Importância das Catacumbas para a fé Cristã :
Após uma visita virtual ou real às Catacumbas cristãs de Roma, perguntar-se: qual é a importância das Catacumbas cristãs de Roma sob o aspecto histórico e arqueológico, e qual a sua importância religiosa e espiritual?A primeira e mais imediata impressão é que as Catacumbas são a prova histórica de que a Igreja das origens foi uma Igreja de mártires. Estes foram muitíssimos, e as Catacumbas conservaram o seu testemunho. Propomo-nos aprofundar, neste “caminho”, a questão do número dos mártires romanos, do significado do martírio, das causas das perseguições e do seu desenvolvimento.Não se sabe o numero exato dos mártires
Os historiadores pensam que foram, aproximadamente, alguns milhares; as Atas dos Mártires, que são os protocolos judiciários dos processos aos cristãos, conservaram-nos a lembrança de muitos mártires, mas não podemos tirar delas a sua lista completa. Segundo Tácito, na grande perseguição desencadeada por Nero, eles foram uma «ingens multitudo». Clemente de Roma fala de «uma grande multidão de eleitos». O martirológio de Jeronimo enumera bem 979. Cipriano, em seguida, escreverá que «o povo dos mártires foi incalculável» («martyrum innumerabilis populus»).
Será, porém, nas Catacumbas, que encontraremos o testemunho dos mártires, mais do que nos escritores cristãos do tempo, Catacumbas às quais estava ligado o culto dos mártires.

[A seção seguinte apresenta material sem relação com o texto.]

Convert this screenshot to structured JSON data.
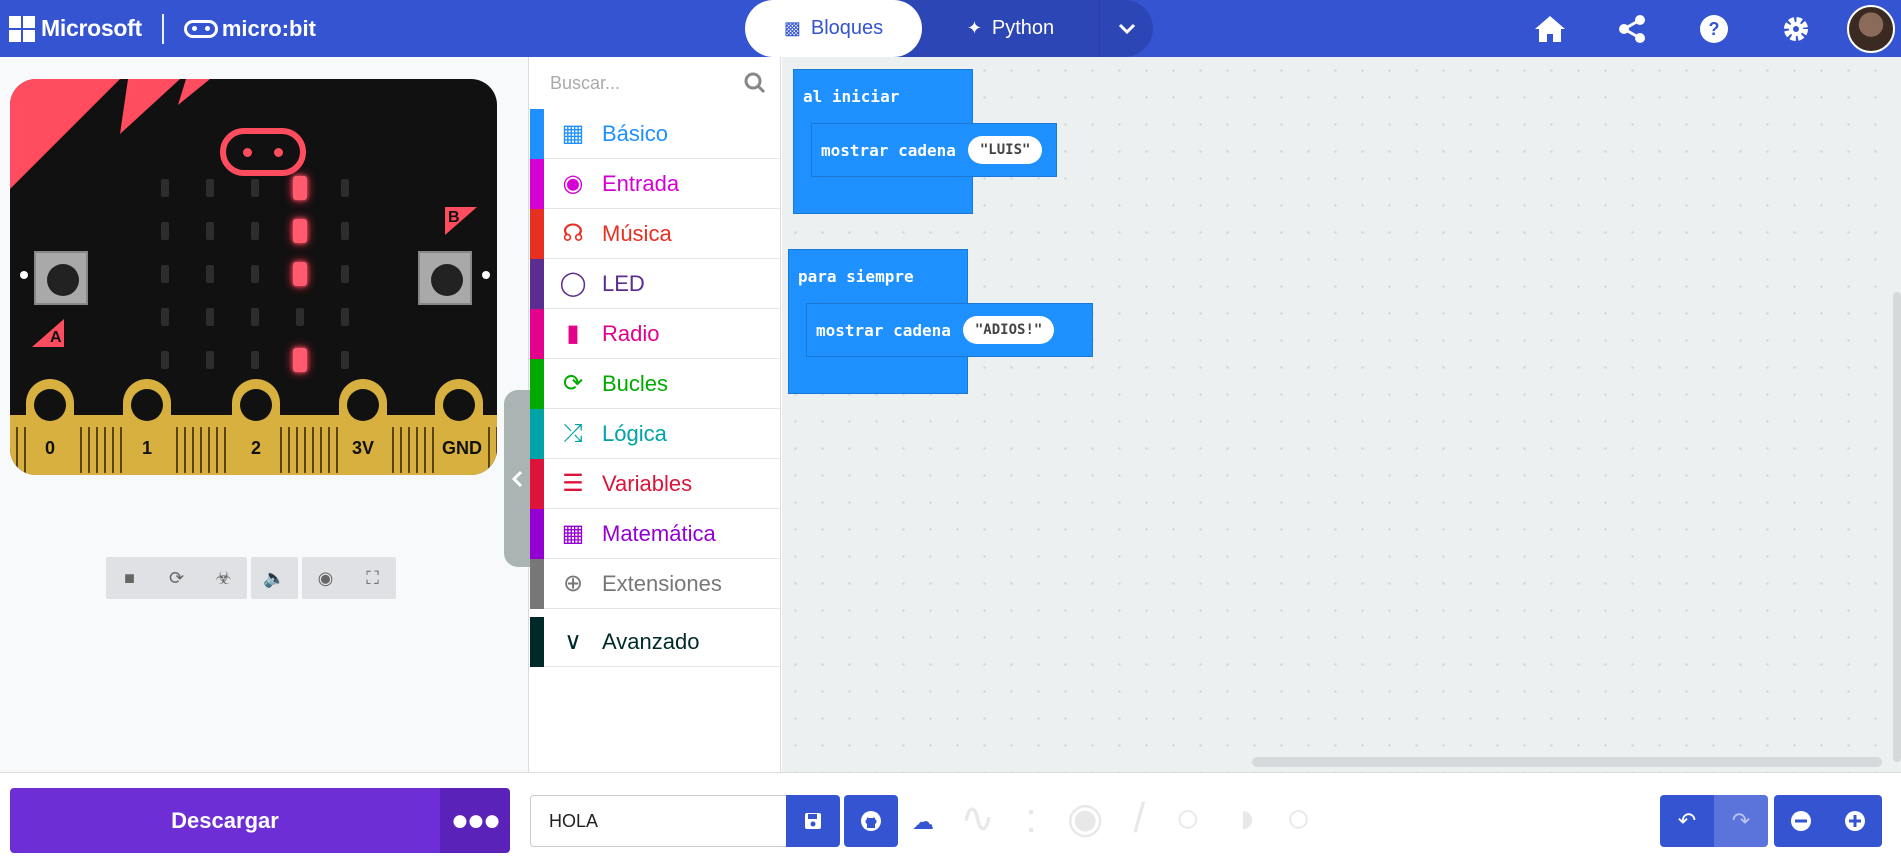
{
  "header": {
    "brand_ms": "Microsoft",
    "brand_mb": "micro:bit",
    "mode_blocks": "Bloques",
    "mode_python": "Python",
    "icons": [
      "home-icon",
      "share-icon",
      "help-icon",
      "settings-icon"
    ]
  },
  "simulator": {
    "button_a": "A",
    "button_b": "B",
    "pins": [
      "0",
      "1",
      "2",
      "3V",
      "GND"
    ],
    "led_grid": [
      [
        0,
        0,
        0,
        1,
        0
      ],
      [
        0,
        0,
        0,
        1,
        0
      ],
      [
        0,
        0,
        0,
        1,
        0
      ],
      [
        0,
        0,
        0,
        0,
        0
      ],
      [
        0,
        0,
        0,
        1,
        0
      ]
    ]
  },
  "toolbox": {
    "search_placeholder": "Buscar...",
    "categories": [
      {
        "label": "Básico",
        "color": "#1e90ff",
        "icon": "grid-icon"
      },
      {
        "label": "Entrada",
        "color": "#d400d4",
        "icon": "target-icon"
      },
      {
        "label": "Música",
        "color": "#e63022",
        "icon": "headphones-icon"
      },
      {
        "label": "LED",
        "color": "#5c2d91",
        "icon": "toggle-icon"
      },
      {
        "label": "Radio",
        "color": "#e3008c",
        "icon": "signal-icon"
      },
      {
        "label": "Bucles",
        "color": "#00aa00",
        "icon": "refresh-icon"
      },
      {
        "label": "Lógica",
        "color": "#00a4a6",
        "icon": "shuffle-icon"
      },
      {
        "label": "Variables",
        "color": "#dc143c",
        "icon": "list-icon"
      },
      {
        "label": "Matemática",
        "color": "#9400d3",
        "icon": "calculator-icon"
      },
      {
        "label": "Extensiones",
        "color": "#777777",
        "icon": "plus-circle-icon"
      },
      {
        "label": "Avanzado",
        "color": "#002a2a",
        "icon": "chevron-down-icon"
      }
    ]
  },
  "workspace": {
    "block1": {
      "title": "al iniciar",
      "cmd": "mostrar cadena",
      "value": "LUIS"
    },
    "block2": {
      "title": "para siempre",
      "cmd": "mostrar cadena",
      "value": "ADIOS!"
    }
  },
  "bottom": {
    "download_label": "Descargar",
    "project_name": "HOLA"
  }
}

Acenemos brevemente aos mártires mais conhecidos das Catacumbas romanas abertas ao público. Só nas Catacumbas de Calisto foram sepultados bem 46 mártires, conhecidos pelo nome.
Entre eles os bispos mártires:
Zeferino, Ponciano, Fabiano, Sisto II, Eusébio, Cornélio; os quatro diáconos do bispo Sisto II, Cecília, Sótere, Marcos e Marceliano, Calógero e Partênio, Cereal e Salústio, Tarcísio, etc.
Em Domitila os mártires:
Nereu e Aquiles; em San Sebastiano, o próprio titular da Catacumba e Máximo; em Priscila, os mártires Feliz e Filipe, Marcelino bispo, Crescencião, Prisca, Paulo, Mauro, Simétrio e seus muitos companheiros; em Agnese, a adolescente mártir, que dá nome à Catacumba, e Emerenciana.

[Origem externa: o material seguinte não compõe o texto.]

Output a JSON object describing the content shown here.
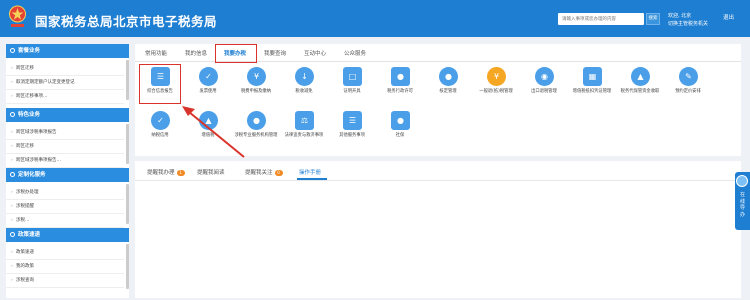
{
  "header": {
    "title": "国家税务总局北京市电子税务局",
    "search_placeholder": "请输入事项或您办理的内容",
    "search_button": "搜索",
    "user_greeting": "欢迎, 北京",
    "user_switch": "切换主管税务机关",
    "logout": "退出",
    "colors": {
      "bar": "#1e7ed1",
      "logo": "#e34234"
    }
  },
  "sidebar": {
    "sections": [
      {
        "title": "套餐业务",
        "items": [
          "跨区迁移",
          "取消定期定额户认定变更登记",
          "跨区迁移事项…"
        ]
      },
      {
        "title": "特色业务",
        "items": [
          "跨区域涉税事项报告",
          "跨区迁移",
          "跨区域涉税事项报告…"
        ]
      },
      {
        "title": "定制化服务",
        "items": [
          "涉税办处理",
          "涉税提醒",
          "涉税…"
        ]
      },
      {
        "title": "政策速递",
        "items": [
          "政策速递",
          "我的政策",
          "涉税查询"
        ]
      }
    ]
  },
  "main": {
    "tabs": [
      "常用功能",
      "我的信息",
      "我要办税",
      "我要查询",
      "互动中心",
      "公众服务"
    ],
    "active_tab_index": 2,
    "row1": [
      {
        "label": "综合信息报告",
        "icon": "report-icon",
        "selected": true
      },
      {
        "label": "发票使用",
        "icon": "invoice-icon"
      },
      {
        "label": "税费申报及缴纳",
        "icon": "tax-declaration-icon"
      },
      {
        "label": "税收减免",
        "icon": "tax-relief-icon"
      },
      {
        "label": "证明开具",
        "icon": "certificate-icon"
      },
      {
        "label": "税务行政许可",
        "icon": "permit-icon"
      },
      {
        "label": "核定管理",
        "icon": "verify-icon"
      },
      {
        "label": "一般退(抵)税管理",
        "icon": "refund-icon"
      },
      {
        "label": "出口退税管理",
        "icon": "export-refund-icon"
      },
      {
        "label": "增值税抵扣凭证管理",
        "icon": "vat-deduction-icon"
      },
      {
        "label": "税务代保管资金收取",
        "icon": "custody-funds-icon"
      },
      {
        "label": "预约定价安排",
        "icon": "pricing-icon"
      }
    ],
    "row2": [
      {
        "label": "纳税信用",
        "icon": "credit-icon"
      },
      {
        "label": "增值税",
        "icon": "vat-icon"
      },
      {
        "label": "涉税专业服务机构管理",
        "icon": "service-agency-icon"
      },
      {
        "label": "法律追责与救济事项",
        "icon": "legal-icon"
      },
      {
        "label": "其他服务事项",
        "icon": "other-services-icon"
      },
      {
        "label": "社保",
        "icon": "social-security-icon"
      }
    ]
  },
  "bottom": {
    "tabs": [
      {
        "label": "提醒我办理",
        "badge": "1"
      },
      {
        "label": "提醒我阅读",
        "badge": ""
      },
      {
        "label": "提醒我关注",
        "badge": "0"
      },
      {
        "label": "操作手册",
        "badge": ""
      }
    ],
    "active_tab_index": 3
  },
  "float_widget": {
    "label": "在线导办"
  },
  "annotation": {
    "color": "#d9342b"
  }
}
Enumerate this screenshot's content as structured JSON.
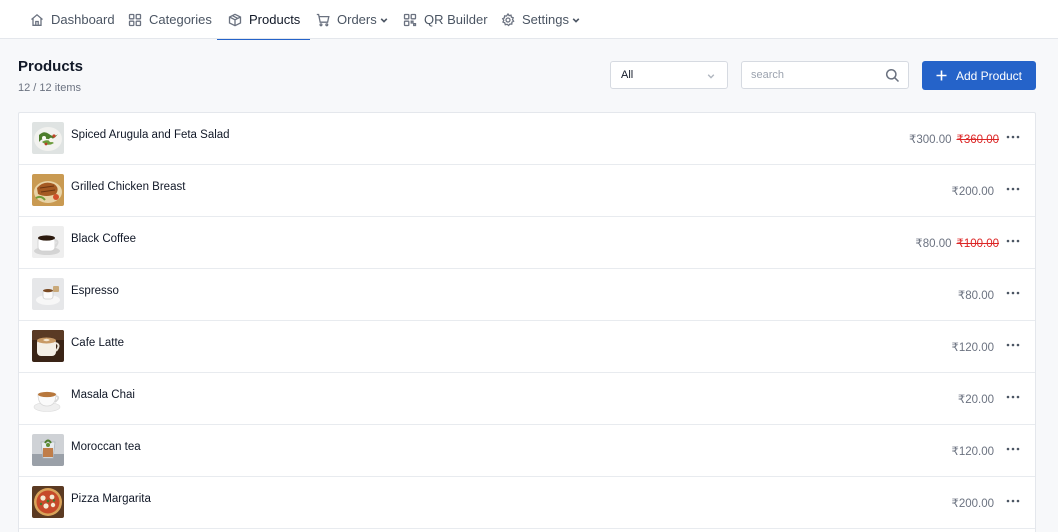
{
  "nav": {
    "items": [
      {
        "label": "Dashboard",
        "icon": "home-icon"
      },
      {
        "label": "Categories",
        "icon": "grid-icon"
      },
      {
        "label": "Products",
        "icon": "box-icon"
      },
      {
        "label": "Orders",
        "icon": "cart-icon"
      },
      {
        "label": "QR Builder",
        "icon": "qr-icon"
      },
      {
        "label": "Settings",
        "icon": "gear-icon"
      }
    ],
    "active": "Products"
  },
  "header": {
    "title": "Products",
    "count": "12 / 12 items"
  },
  "filter": {
    "selected": "All"
  },
  "search": {
    "placeholder": "search",
    "value": ""
  },
  "add_button": {
    "label": "Add Product"
  },
  "colors": {
    "accent": "#2563c9",
    "strike": "#dc2626"
  },
  "products": [
    {
      "name": "Spiced Arugula and Feta Salad",
      "price": "₹300.00",
      "original_price": "₹360.00",
      "image": "salad-photo"
    },
    {
      "name": "Grilled Chicken Breast",
      "price": "₹200.00",
      "original_price": "",
      "image": "chicken-photo"
    },
    {
      "name": "Black Coffee",
      "price": "₹80.00",
      "original_price": "₹100.00",
      "image": "coffee-photo"
    },
    {
      "name": "Espresso",
      "price": "₹80.00",
      "original_price": "",
      "image": "espresso-photo"
    },
    {
      "name": "Cafe Latte",
      "price": "₹120.00",
      "original_price": "",
      "image": "latte-photo"
    },
    {
      "name": "Masala Chai",
      "price": "₹20.00",
      "original_price": "",
      "image": "chai-photo"
    },
    {
      "name": "Moroccan tea",
      "price": "₹120.00",
      "original_price": "",
      "image": "tea-photo"
    },
    {
      "name": "Pizza Margarita",
      "price": "₹200.00",
      "original_price": "",
      "image": "pizza-photo"
    }
  ]
}
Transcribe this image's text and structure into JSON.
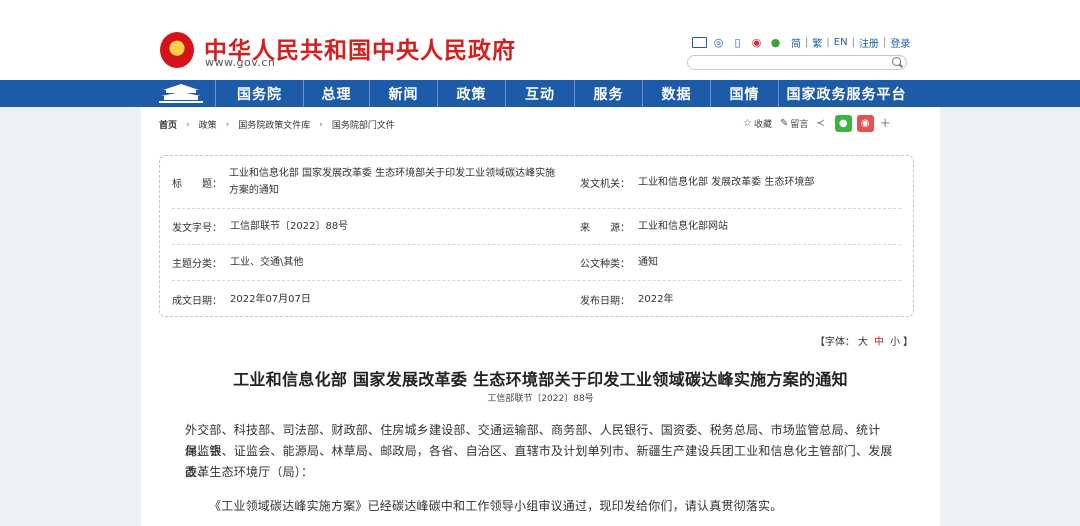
{
  "header": {
    "site_title": "中华人民共和国中央人民政府",
    "site_url": "www.gov.cn",
    "icons": [
      "mail-icon",
      "chat-icon",
      "phone-icon",
      "weibo-icon",
      "wechat-icon"
    ],
    "links": [
      "简",
      "繁",
      "EN",
      "注册",
      "登录"
    ],
    "search_placeholder": ""
  },
  "nav": {
    "items": [
      "国务院",
      "总理",
      "新闻",
      "政策",
      "互动",
      "服务",
      "数据",
      "国情",
      "国家政务服务平台"
    ]
  },
  "breadcrumb": [
    "首页",
    "政策",
    "国务院政策文件库",
    "国务院部门文件"
  ],
  "tools": {
    "collect": "收藏",
    "comment": "留言"
  },
  "info": {
    "title_label": "标　　题：",
    "title_value": "工业和信息化部 国家发展改革委 生态环境部关于印发工业领域碳达峰实施方案的通知",
    "issuer_label": "发文机关：",
    "issuer_value": "工业和信息化部 发展改革委 生态环境部",
    "docno_label": "发文字号：",
    "docno_value": "工信部联节〔2022〕88号",
    "source_label": "来　　源：",
    "source_value": "工业和信息化部网站",
    "topic_label": "主题分类：",
    "topic_value": "工业、交通\\其他",
    "doctype_label": "公文种类：",
    "doctype_value": "通知",
    "written_label": "成文日期：",
    "written_value": "2022年07月07日",
    "published_label": "发布日期：",
    "published_value": "2022年"
  },
  "font_size": {
    "prefix": "【字体：",
    "large": "大",
    "medium": "中",
    "small": "小",
    "suffix": "】"
  },
  "article": {
    "title": "工业和信息化部 国家发展改革委 生态环境部关于印发工业领域碳达峰实施方案的通知",
    "doc_number": "工信部联节〔2022〕88号",
    "line1": "外交部、科技部、司法部、财政部、住房城乡建设部、交通运输部、商务部、人民银行、国资委、税务总局、市场监管总局、统计局、银",
    "line2": "保监会、证监会、能源局、林草局、邮政局，各省、自治区、直辖市及计划单列市、新疆生产建设兵团工业和信息化主管部门、发展改革",
    "line3": "委、生态环境厅（局）：",
    "line4": "《工业领域碳达峰实施方案》已经碳达峰碳中和工作领导小组审议通过，现印发给你们，请认真贯彻落实。"
  },
  "colors": {
    "brand_red": "#d41f1f",
    "nav_blue": "#1c5ba8",
    "link_blue": "#1f5fa8"
  }
}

Outras Catacumbas, situadas ao longo das vias consulares, conservam a lembrança de numerosos mártires.
Aos mártires conhecidos pelo nome e venerados na Igreja dos primeiros séculos, devemos acrescentar um número certamente muito maior dos desconhecidos, que foram sepultados nas Catacumbas.
Eles são modelos para os cristãos de qualquer lugar e de qualquer época. São as testemunhas de uma fé invencível, de uma fidelidade total a Cristo confirmada com a oferta da própria vida.

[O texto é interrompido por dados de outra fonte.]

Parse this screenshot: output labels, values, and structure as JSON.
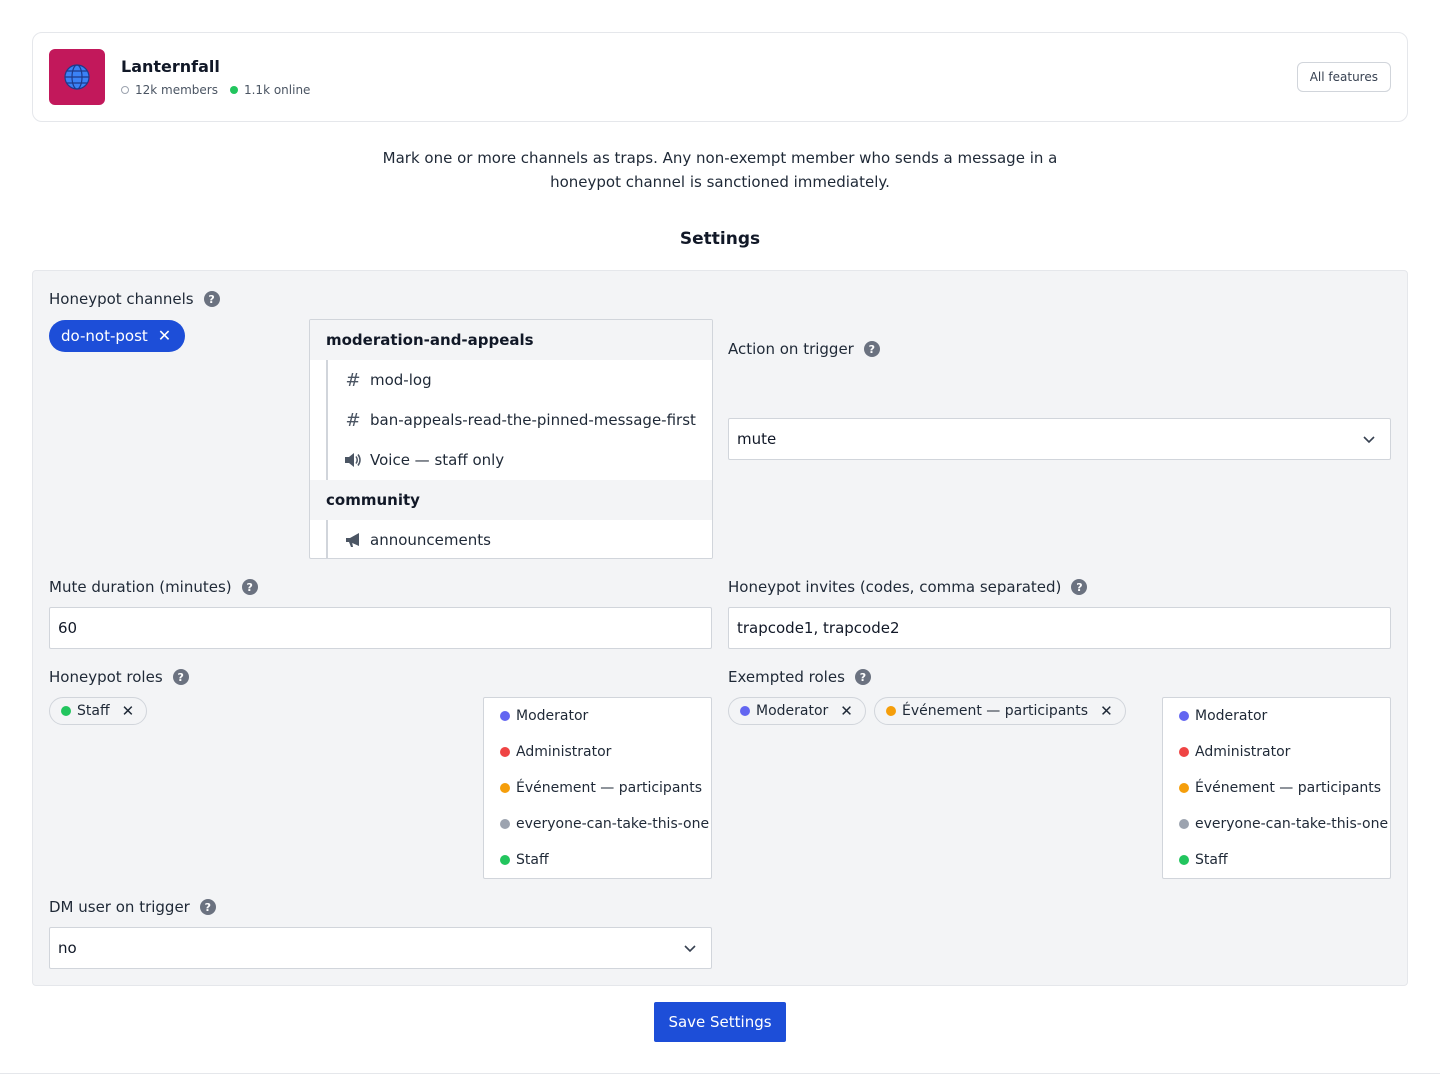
{
  "server": {
    "name": "Lanternfall",
    "members": "12k members",
    "online": "1.1k online",
    "icon": "globe-icon",
    "icon_color": "#c2185b",
    "all_features_label": "All features"
  },
  "description": "Mark one or more channels as traps. Any non-exempt member who sends a message in a honeypot channel is sanctioned immediately.",
  "settings_heading": "Settings",
  "honeypot_channels": {
    "label": "Honeypot channels",
    "selected": [
      "do-not-post"
    ],
    "dropdown": [
      {
        "category": "moderation-and-appeals",
        "channels": [
          {
            "name": "mod-log",
            "icon": "hash-icon"
          },
          {
            "name": "ban-appeals-read-the-pinned-message-first",
            "icon": "hash-icon"
          },
          {
            "name": "Voice — staff only",
            "icon": "speaker-icon"
          }
        ]
      },
      {
        "category": "community",
        "channels": [
          {
            "name": "announcements",
            "icon": "megaphone-icon"
          }
        ]
      }
    ]
  },
  "action_on_trigger": {
    "label": "Action on trigger",
    "value": "mute"
  },
  "mute_duration": {
    "label": "Mute duration (minutes)",
    "value": "60"
  },
  "honeypot_invites": {
    "label": "Honeypot invites (codes, comma separated)",
    "value": "trapcode1, trapcode2"
  },
  "honeypot_roles": {
    "label": "Honeypot roles",
    "selected": [
      {
        "name": "Staff",
        "color": "#22c55e"
      }
    ]
  },
  "exempted_roles": {
    "label": "Exempted roles",
    "selected": [
      {
        "name": "Moderator",
        "color": "#6366f1"
      },
      {
        "name": "Événement — participants",
        "color": "#f59e0b"
      }
    ]
  },
  "role_options": [
    {
      "name": "Moderator",
      "color": "#6366f1"
    },
    {
      "name": "Administrator",
      "color": "#ef4444"
    },
    {
      "name": "Événement — participants",
      "color": "#f59e0b"
    },
    {
      "name": "everyone-can-take-this-one",
      "color": "#9ca3af"
    },
    {
      "name": "Staff",
      "color": "#22c55e"
    }
  ],
  "dm_user": {
    "label": "DM user on trigger",
    "value": "no"
  },
  "save_label": "Save Settings",
  "colors": {
    "primary": "#1d4ed8",
    "online": "#22c55e",
    "panel_bg": "#f3f4f6"
  }
}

A importância e o valor ecumênico do martírio na Igreja das origens, como também na Igreja do nosso tempo, deve ser ressaltada, «A Igreja do primeiro milênio nasceu do sangue dos mártires: “Sanguis martyrum semen christianorum” (Tertuliano).
Os acontecimentos históricos ligados à figura de Constantino o Grande jamais teriam garantido o desenvolvimento da Igreja, verificado no primeiro milênio, se não houvesse a semeadura de mártires e o patrimônio de santidade que caracterizaram as primeiras gerações cristãs.
É um testemunho que não deve ser esquecido. A Igreja dos primeiros séculos, embora com notáveis dificuldades organizativas, preocupou-se em fixar em martirológios especiais o testemunho dos mártires. Esses martirológios foram atualizados constantemente ao longo dos séculos, freqüentemente ignorados, como “soldados desconhecidos” da grande causa de Cristã, É preciso que as Igrejas façam de tudo para não deixar perecer a memória de quantos padeceram o martírio, Isso poderá ter também um grande respiro e eloquência ecumênica.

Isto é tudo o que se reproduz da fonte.